I consulted a friend of a most practical order of mind, and, while frankly confessing his ignorance of the complaint, he thought, from my persistent mention of the word focus, that distance might be the remedy. ‘You were too near,’ he said, ‘get further off. Go down to Richmond, and dine.’ I thought there might be something in that, and I took his advice. Still it would not come right. So I started for Paris by the night mail.

CHAPTER II.
FURTHER AFIELD.

London was now quite out of the question: Paris compelled me to be so busy with itself. I had not seen it for years, and had never gone below the surface. The tomb of Napoleon, and the view from the Arch (see Guide) were about the measure of my experience. This time I found a guide of another kind, and he gave me a glimpse of the real show.

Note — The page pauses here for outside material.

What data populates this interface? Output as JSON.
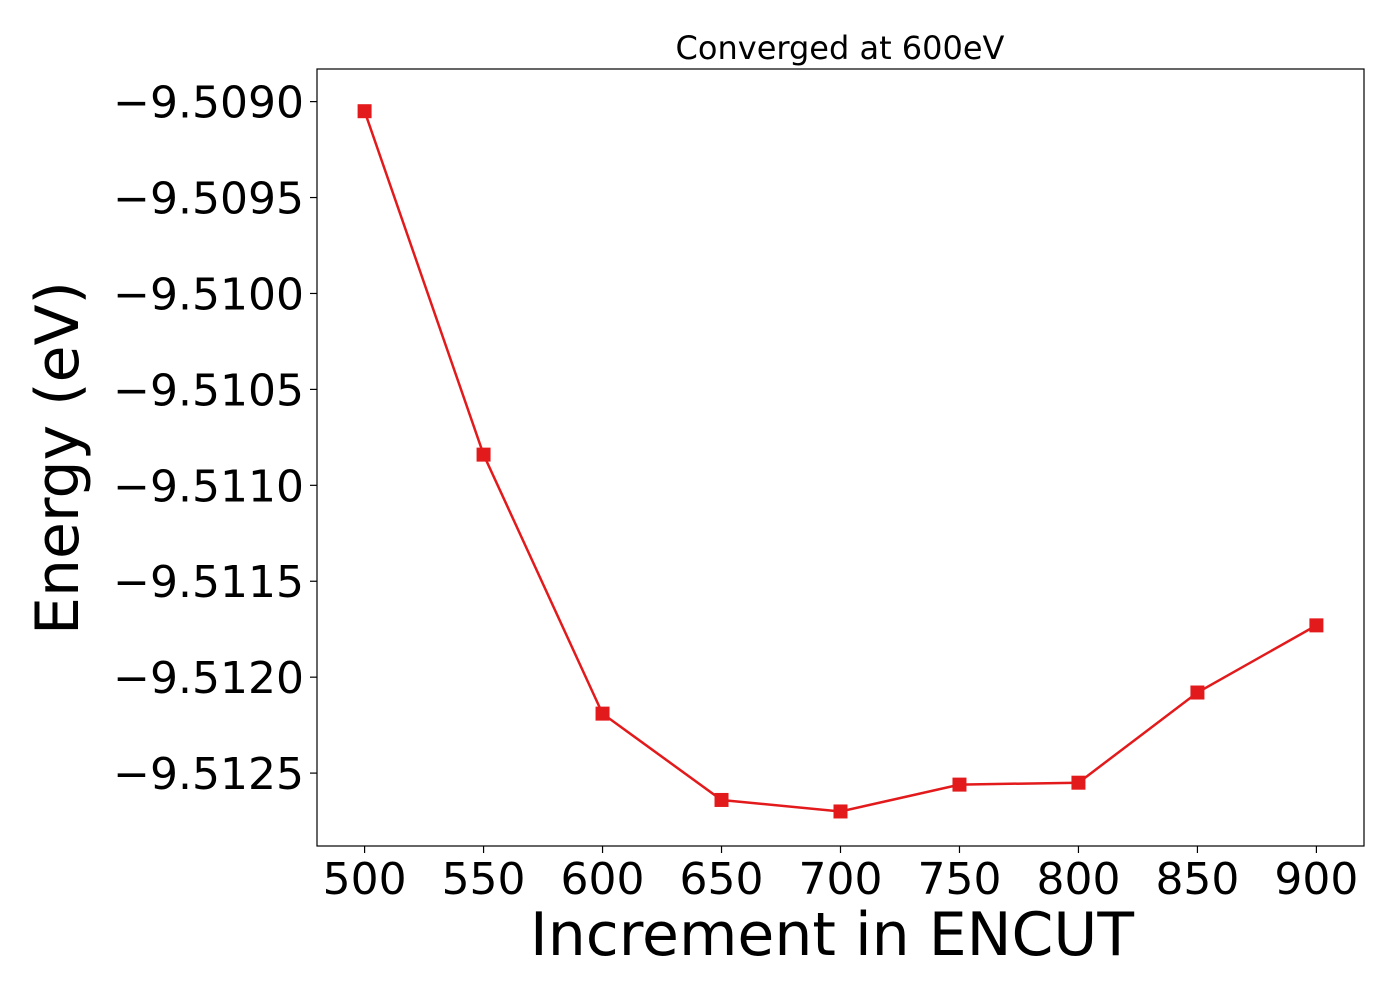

He put me down at the Flute, a delightful club, where they try to amuse themselves all the year round. When they are not fiddling, at select evening concerts, they are showing their pictures; and when they are not showing their pictures, they are holding an assault-at-arms—the Flute is a great school of fence—or reviewing the year in a fancy piece, written, mounted, and played by their own men, in their own theatre. My Mentor gave me a month—as he facetiously put it—at another club, the choicest thing there. Through an acquaintance at the Jockey, I found a box-seat on a coach for the private race meeting at La Marche—very pretty, very select; no coming in your thousands, as at the Grand Prix, but just a snug thing between you and me, and a few others, of entirely the right sort. The women looked sweet and fresh as a bed of primroses; the course was like a tennis lawn; we lunched al fresco, and no one threw bones on the grass. Far, far away the yell of the bookmaker, and the smell of town. I never enjoyed anything more.

I was presented all round, and was engaged for a reception that night, at the house of one of the chaperones.

‘You will see the best salon in Paris,’ said A.

‘And what is a salon?’

‘Well, I don’t know; they say nobody knows but themselves. Perhaps a crowd of clever people trying to kill the worm of ennui. Nothing like that at home, where the beast is as sacred as the cow at Benares.’